El segundo modelo de gestión de proyectos que comentaremos será el C2C (Con 2 Cojones): Este modelo se caracteriza por una planificación del proyecto poco realista y sin un estudio previo que haya analizado mínimamente la situación inicial con la que se encontrará el equipo al iniciar el proyecto. Las distintas fases se van realizando según aparecen nuevas necesidades en las reuniones que se realiza con el cliente (modelo basado en ASDM). Llegado el día de la puesta en producción que es cuando este modelo de gestión hace gala de todo su esplendor ya que suelen realizarse C2C!. ¿Los casos de pruebas no son suficientemente buenos? no importa, ¿si algo falla no tenemos ningún plan de contingencia? no importa, ¿no hemos sido precavidos y no hemos realizado un backup antes de realizar los cambios? no importa, el modelo de gestión C2C no se preocupa de estas cosas, tan solo se preocupa de llegar a la fecha acordada y “poner en producción” todo aquello que se acordó inicialmente. Este modelo es muy peligroso, ya que por el afán de medallas de una persona, todo el equipo y la propia empresa pude salir muy perjudicada ya que la calidad del producto final ni de lejos es la esperada.

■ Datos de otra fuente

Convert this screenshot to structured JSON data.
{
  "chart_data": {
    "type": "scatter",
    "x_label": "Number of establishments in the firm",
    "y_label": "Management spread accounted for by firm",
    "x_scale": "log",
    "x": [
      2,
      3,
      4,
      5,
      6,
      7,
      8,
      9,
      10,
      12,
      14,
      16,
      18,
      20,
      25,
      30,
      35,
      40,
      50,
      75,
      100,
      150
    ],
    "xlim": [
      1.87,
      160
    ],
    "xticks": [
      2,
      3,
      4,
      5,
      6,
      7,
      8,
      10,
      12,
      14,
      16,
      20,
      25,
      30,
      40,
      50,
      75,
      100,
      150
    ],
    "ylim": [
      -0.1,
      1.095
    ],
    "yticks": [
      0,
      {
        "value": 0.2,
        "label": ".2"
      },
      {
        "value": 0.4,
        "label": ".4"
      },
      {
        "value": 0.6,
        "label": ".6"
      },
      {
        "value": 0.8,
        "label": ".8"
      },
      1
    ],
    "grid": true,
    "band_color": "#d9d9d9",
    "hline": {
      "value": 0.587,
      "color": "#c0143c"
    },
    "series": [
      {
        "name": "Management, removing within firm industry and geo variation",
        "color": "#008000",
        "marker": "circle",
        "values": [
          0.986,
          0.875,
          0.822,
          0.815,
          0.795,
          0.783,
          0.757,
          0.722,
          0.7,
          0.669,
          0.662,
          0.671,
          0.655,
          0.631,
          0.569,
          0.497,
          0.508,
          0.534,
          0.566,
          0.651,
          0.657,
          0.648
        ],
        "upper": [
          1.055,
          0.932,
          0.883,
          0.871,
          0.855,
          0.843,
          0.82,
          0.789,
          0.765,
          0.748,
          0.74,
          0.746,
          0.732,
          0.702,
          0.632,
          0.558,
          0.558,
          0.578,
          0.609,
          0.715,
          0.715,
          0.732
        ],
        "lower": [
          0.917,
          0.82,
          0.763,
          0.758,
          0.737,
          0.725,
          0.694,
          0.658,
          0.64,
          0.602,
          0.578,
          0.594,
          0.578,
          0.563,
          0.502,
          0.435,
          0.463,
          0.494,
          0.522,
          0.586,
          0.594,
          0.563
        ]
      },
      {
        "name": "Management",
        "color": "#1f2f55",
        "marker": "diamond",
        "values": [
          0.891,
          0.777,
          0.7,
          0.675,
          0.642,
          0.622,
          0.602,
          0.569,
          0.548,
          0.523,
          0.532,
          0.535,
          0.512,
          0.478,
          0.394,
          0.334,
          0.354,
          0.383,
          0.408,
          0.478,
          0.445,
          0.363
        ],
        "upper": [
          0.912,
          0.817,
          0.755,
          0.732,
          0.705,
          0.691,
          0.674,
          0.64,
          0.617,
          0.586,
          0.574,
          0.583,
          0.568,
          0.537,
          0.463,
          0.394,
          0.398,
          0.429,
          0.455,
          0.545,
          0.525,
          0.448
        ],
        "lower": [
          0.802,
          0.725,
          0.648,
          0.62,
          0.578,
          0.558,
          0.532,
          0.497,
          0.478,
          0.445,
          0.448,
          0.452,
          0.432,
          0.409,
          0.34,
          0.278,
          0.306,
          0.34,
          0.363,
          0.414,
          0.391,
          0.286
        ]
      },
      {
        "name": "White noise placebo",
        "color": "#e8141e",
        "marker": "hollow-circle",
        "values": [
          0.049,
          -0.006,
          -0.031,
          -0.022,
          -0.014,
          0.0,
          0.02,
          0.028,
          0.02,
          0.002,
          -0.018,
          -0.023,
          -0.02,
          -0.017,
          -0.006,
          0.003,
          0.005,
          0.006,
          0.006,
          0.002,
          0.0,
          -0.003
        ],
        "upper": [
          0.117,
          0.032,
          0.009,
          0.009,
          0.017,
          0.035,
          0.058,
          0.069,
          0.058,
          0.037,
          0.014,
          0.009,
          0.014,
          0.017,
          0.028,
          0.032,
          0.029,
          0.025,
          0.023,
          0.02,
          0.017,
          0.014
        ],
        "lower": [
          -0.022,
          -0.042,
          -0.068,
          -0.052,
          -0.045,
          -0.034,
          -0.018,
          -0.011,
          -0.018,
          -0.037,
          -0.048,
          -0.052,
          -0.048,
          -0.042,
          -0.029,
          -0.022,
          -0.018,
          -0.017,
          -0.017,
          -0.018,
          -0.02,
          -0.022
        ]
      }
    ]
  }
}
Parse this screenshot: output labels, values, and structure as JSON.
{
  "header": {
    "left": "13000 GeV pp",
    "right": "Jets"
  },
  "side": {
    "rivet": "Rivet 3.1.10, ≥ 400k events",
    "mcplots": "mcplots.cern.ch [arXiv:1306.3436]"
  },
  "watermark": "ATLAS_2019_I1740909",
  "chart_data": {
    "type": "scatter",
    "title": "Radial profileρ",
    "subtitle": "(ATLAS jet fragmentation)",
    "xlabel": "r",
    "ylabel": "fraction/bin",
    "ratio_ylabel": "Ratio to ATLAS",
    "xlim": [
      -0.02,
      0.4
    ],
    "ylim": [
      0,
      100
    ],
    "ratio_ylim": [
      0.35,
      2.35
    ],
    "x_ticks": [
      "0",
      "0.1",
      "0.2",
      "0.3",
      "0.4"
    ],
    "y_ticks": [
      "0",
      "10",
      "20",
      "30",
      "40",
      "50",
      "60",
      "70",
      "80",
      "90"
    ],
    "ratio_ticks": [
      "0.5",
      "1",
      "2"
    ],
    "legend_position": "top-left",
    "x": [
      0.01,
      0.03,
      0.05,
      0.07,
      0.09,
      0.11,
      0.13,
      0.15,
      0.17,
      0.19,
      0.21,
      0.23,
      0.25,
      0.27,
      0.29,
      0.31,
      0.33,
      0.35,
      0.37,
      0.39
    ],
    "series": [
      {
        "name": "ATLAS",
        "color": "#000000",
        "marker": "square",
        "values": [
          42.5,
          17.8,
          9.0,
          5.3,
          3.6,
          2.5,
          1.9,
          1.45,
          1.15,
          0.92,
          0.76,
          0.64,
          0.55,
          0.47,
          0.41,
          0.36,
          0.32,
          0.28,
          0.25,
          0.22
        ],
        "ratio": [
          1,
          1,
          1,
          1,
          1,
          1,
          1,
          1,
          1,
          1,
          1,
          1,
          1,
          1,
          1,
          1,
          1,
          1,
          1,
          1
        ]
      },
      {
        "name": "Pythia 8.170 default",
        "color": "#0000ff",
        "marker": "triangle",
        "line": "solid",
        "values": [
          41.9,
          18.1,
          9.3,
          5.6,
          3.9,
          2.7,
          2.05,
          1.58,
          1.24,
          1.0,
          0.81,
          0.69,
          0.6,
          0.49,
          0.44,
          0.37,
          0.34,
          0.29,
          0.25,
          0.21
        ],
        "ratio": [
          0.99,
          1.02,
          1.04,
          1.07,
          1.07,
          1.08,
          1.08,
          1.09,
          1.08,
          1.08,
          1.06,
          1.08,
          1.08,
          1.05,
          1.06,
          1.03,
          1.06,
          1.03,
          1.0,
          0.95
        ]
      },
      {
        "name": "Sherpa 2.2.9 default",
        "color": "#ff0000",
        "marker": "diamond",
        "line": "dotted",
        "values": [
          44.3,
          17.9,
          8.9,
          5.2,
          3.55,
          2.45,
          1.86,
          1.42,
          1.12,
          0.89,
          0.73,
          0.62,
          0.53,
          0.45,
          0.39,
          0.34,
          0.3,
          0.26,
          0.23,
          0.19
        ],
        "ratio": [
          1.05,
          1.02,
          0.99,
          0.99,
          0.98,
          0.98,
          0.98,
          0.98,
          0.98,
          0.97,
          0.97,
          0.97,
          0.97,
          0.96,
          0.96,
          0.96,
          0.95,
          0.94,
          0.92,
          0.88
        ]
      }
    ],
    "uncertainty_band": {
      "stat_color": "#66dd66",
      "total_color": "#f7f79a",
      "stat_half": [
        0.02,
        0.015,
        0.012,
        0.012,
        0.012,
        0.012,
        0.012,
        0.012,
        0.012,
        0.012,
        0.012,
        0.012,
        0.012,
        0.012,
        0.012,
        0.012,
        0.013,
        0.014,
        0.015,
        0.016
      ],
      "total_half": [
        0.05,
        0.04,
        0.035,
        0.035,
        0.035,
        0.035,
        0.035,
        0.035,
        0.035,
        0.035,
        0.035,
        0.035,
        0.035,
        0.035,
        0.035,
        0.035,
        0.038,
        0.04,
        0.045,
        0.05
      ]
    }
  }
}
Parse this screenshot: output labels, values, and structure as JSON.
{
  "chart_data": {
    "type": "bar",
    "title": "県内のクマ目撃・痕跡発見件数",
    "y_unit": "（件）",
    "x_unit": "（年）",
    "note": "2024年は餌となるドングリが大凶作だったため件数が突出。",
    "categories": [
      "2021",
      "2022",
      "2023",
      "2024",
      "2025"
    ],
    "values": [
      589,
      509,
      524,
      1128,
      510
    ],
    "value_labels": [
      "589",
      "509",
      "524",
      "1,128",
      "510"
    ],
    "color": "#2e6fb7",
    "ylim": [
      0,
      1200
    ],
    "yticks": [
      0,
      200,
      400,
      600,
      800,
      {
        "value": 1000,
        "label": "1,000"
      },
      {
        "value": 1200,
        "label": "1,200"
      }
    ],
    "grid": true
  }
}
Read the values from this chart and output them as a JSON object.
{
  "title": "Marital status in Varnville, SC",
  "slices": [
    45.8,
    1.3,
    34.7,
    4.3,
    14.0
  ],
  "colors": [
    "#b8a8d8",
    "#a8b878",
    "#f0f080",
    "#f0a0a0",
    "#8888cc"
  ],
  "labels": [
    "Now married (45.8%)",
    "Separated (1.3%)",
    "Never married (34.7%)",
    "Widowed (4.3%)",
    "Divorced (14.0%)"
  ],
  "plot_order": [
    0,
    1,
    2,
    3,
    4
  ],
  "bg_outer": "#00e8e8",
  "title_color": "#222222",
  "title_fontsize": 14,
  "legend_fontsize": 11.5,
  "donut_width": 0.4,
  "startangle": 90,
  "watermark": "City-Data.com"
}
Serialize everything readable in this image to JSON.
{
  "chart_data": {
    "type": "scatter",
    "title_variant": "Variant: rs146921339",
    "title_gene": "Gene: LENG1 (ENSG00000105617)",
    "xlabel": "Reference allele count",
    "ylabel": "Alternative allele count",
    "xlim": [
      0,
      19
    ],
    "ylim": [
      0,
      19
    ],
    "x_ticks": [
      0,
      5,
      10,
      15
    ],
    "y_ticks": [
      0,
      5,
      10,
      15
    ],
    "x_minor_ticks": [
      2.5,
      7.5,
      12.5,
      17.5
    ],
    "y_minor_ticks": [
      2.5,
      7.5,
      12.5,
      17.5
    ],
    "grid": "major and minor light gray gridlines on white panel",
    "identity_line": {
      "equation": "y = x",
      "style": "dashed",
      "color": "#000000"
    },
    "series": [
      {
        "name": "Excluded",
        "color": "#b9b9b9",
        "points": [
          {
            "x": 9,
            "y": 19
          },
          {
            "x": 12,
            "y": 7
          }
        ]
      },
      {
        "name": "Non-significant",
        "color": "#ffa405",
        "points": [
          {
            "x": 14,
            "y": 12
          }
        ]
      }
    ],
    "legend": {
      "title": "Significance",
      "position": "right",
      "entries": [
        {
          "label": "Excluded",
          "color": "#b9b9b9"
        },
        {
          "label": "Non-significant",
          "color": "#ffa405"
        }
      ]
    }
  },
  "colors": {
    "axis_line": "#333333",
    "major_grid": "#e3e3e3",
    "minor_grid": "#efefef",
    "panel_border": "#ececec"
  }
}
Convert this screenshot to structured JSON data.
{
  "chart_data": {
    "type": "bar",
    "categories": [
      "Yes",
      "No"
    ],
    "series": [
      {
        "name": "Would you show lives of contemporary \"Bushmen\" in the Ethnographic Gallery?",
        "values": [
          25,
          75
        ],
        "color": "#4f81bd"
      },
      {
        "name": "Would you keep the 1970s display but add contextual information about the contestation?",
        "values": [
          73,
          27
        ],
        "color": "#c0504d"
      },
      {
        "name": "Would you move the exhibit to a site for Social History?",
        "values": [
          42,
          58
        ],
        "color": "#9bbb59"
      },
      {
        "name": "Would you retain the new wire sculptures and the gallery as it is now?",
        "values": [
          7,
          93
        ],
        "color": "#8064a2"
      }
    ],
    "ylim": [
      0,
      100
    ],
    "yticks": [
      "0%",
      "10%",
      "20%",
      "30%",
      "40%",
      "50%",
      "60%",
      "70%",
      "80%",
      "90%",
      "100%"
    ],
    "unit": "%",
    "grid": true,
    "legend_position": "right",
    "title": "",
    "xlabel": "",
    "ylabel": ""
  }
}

El tercer modelo de gestión es el BD (Brown Dispatcher) ó PS (Passing Brown): Este modelo de gestión de proyectos se caracteriza por un jefe o responsable de proyectos que no tiene la más mínima idea de lo que se trae entre manos, o lo que es peor, si la tiene pero se piensa que la gente aprende respirando los bytes que se deben escapar por los disipadores de las CPUs de los ordenadores y servidores de la empresa. El problema de esta gestión es que la persona que debería coordinar, asesorar y liderar el proyecto tan solo se ocupa de asignar tareas al resto de componentes del equipo, suministrando algún tipo de documentación más o menos actualizada y más o menos extensa para que el afortunado receptor de la tarea pueda empezar a buscarse la vida. Si después de un rato de devanarse los sesos por entender de qué va la jugada se nos ocurre preguntar algo, la mayoría de veces nos explicará alguna película que a la postre no habrá hecho más que añadir incertidumbre a la ya de por si desconcertante nueva tarea que nos han asignado. Como podréis ver, este modelo es muy poco productivo y altamente desmotivador para el equipo.

Por último, nos queda el modelo de gestión WITS (Working In The Shadows): Este modelo es el que deciden poner en marcha los componentes del equipo que ven que su jefe de proyectos aplica alguno de los modelos anteriores y que de alguna manera piensan que trabajando en la sobra pueden hacer que el proyecto tenga un final feliz o al menos no sea una completa catástrofe. La problemática de este modelo es la dedicación extra que tiene que realizar la persona que decide utilizarlo y al igual que el modelo anterior, lo frustrante que puede llegar a ser ver como un proyecto en el que se han dedicado tantas horas acaba como el rosario de la Aurora.

Hoy me he permitido el lujo de utilizar un tono más lúdico-festivo para presentar algunas maneras de gestionar proyectos que son utilizados por muchas personas responsables de proyectos y que es evidente distan muy mucho de ser las más óptimas. Cuando trabajamos en equipo, estos modelos de gestión son aún más perniciosos para la empresa ya que a parte de los perjuicios financieros que pueden ocasionar a la misma, están los perjuicios personales que acaban creando sobre las personas que componen los equipos de trabajo.